Here's how I tested it (with long lines wrapped, for showing here):

>>> c1 = Person("Adam")
>>> c2 = Person("Albert")
>>> c3 = Person("Alice")
>>> c4 = Person("Agnes")
>>> p1 = Person("Bob", [c1, c2])
>>> p2 = Person("Betty", [c3,c4])
>>> gp = Person("Charles", [p1, p2])
>>> gp
Charles
>>> gp.children
mappingContainer([Bob, Betty])
>>> gp.children.children
mappingContainer([mappingContainer([Adam, Albert]),
                  mappingContainer([Alice, Agnes])])
>>> gp.children.children.someMethod()
Adam's someMethod()
Albert's someMethod()
Alice's someMethod()
Agnes's someMethod()
mappingContainer([mappingContainer(["Adam's return value",
                                    "Albert's return value"]),
                  mappingContainer(["Alice's return value",
                                    "Agnes's return value"])])

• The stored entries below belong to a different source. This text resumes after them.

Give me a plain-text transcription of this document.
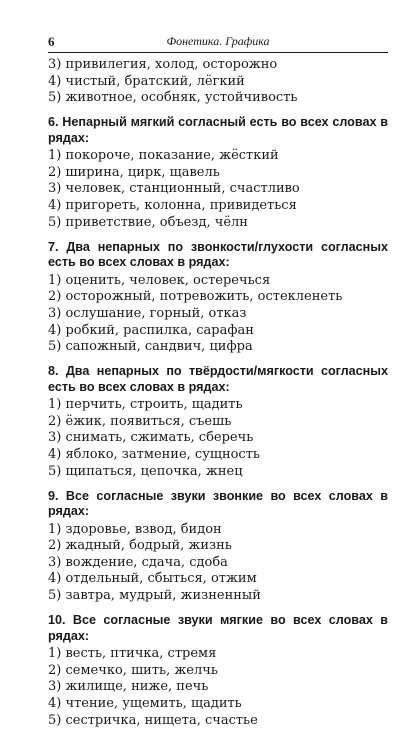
6	Фонетика. Графика
3) привилегия, холод, осторожно
4) чистый, братский, лёгкий
5) животное, особняк, устойчивость
6. Непарный мягкий согласный есть во всех словах в рядах:
1) покороче, показание, жёсткий
2) ширина, цирк, щавель
3) человек, станционный, счастливо
4) пригореть, колонна, привидеться
5) приветствие, объезд, чёлн
7. Два непарных по звонкости/глухости согласных есть во всех словах в рядах:
1) оценить, человек, остеречься
2) осторожный, потревожить, остекленеть
3) ослушание, горный, отказ
4) робкий, распилка, сарафан
5) сапожный, сандвич, цифра
8. Два непарных по твёрдости/мягкости согласных есть во всех словах в рядах:
1) перчить, строить, щадить
2) ёжик, появиться, съешь
3) снимать, сжимать, сберечь
4) яблоко, затмение, сущность
5) щипаться, цепочка, жнец
9. Все согласные звуки звонкие во всех словах в рядах:
1) здоровье, взвод, бидон
2) жадный, бодрый, жизнь
3) вождение, сдача, сдоба
4) отдельный, сбыться, отжим
5) завтра, мудрый, жизненный
10. Все согласные звуки мягкие во всех словах в рядах:
1) весть, птичка, стремя
2) семечко, шить, желчь
3) жилище, ниже, печь
4) чтение, ущемить, щадить
5) сестричка, нищета, счастье
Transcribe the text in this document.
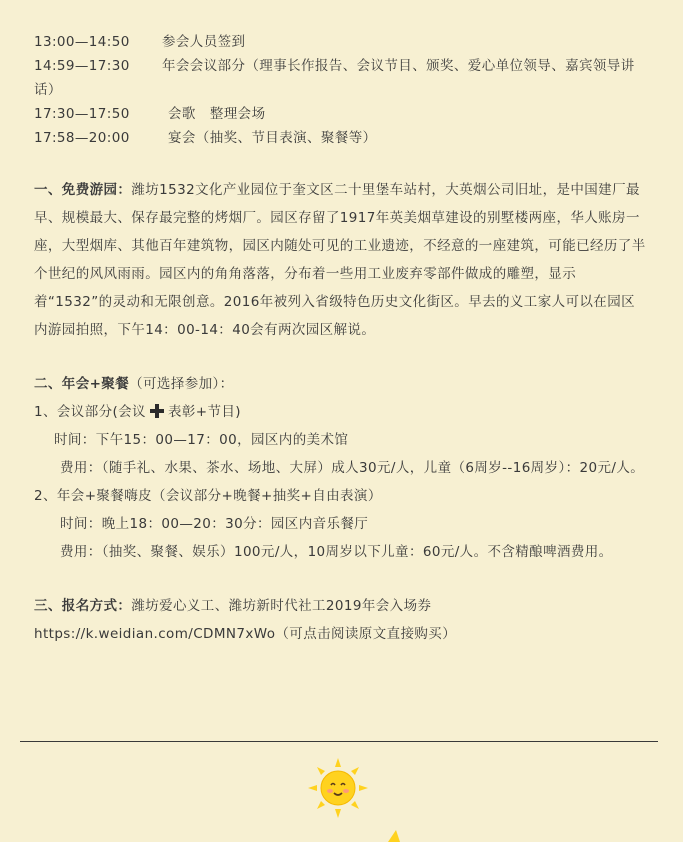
13:00—14:50 参会人员签到

14:59—17:30 年会会议部分（理事长作报告、会议节目、颁奖、爱心单位领导、嘉宾领导讲话）

17:30—17:50	会歌   整理会场

17:58—20:00	宴会（抽奖、节目表演、聚餐等）

一、免费游园：潍坊1532文化产业园位于奎文区二十里堡车站村，大英烟公司旧址，是中国建厂最早、规模最大、保存最完整的烤烟厂。园区存留了1917年英美烟草建设的别墅楼两座，华人账房一座，大型烟库、其他百年建筑物，园区内随处可见的工业遗迹，不经意的一座建筑，可能已经历了半个世纪的风风雨雨。园区内的角角落落，分布着一些用工业废弃零部件做成的雕塑，显示着“1532”的灵动和无限创意。2016年被列入省级特色历史文化街区。早去的义工家人可以在园区内游园拍照，下午14：00-14：40会有两次园区解说。

二、年会+聚餐（可选择参加）：

1、会议部分(会议 表彰+节目)

时间：下午15：00—17：00，园区内的美术馆

费用：（随手礼、水果、茶水、场地、大屏）成人30元/人，儿童（6周岁--16周岁）：20元/人。

2、年会+聚餐嗨皮（会议部分+晚餐+抽奖+自由表演）

时间：晚上18：00—20：30分：园区内音乐餐厅

费用：（抽奖、聚餐、娱乐）100元/人，10周岁以下儿童：60元/人。不含精酿啤酒费用。

三、报名方式：潍坊爱心义工、潍坊新时代社工2019年会入场券

https://k.weidian.com/CDMN7xWo（可点击阅读原文直接购买）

Now this may not be quite what you want, since you can't directly iterate over the grandchildren via gp.children.children (and though function calls will bubble all the way down, their results will still be nested in two layers of containers). I think the mappingContainer might be adjusted in some way to deal with that, but I'm not sure it is worth it.

Chained calls of this sort are going to be a nightmare to debug if anything goes wrong (and unless you're superhuman, something in your code will always go wrong at some point in development). Your code will be much easier to write and understand if you explicitly iterate or recurse through the hierarchy of relationships you have.

Upvotes: 2

schacki
schacki

Reputation: 9533

To me this sounds very much like you were talking about models and model relations. Have a look at Django. Django Models will do exactly what you want and you can define relations between models and query across those relations.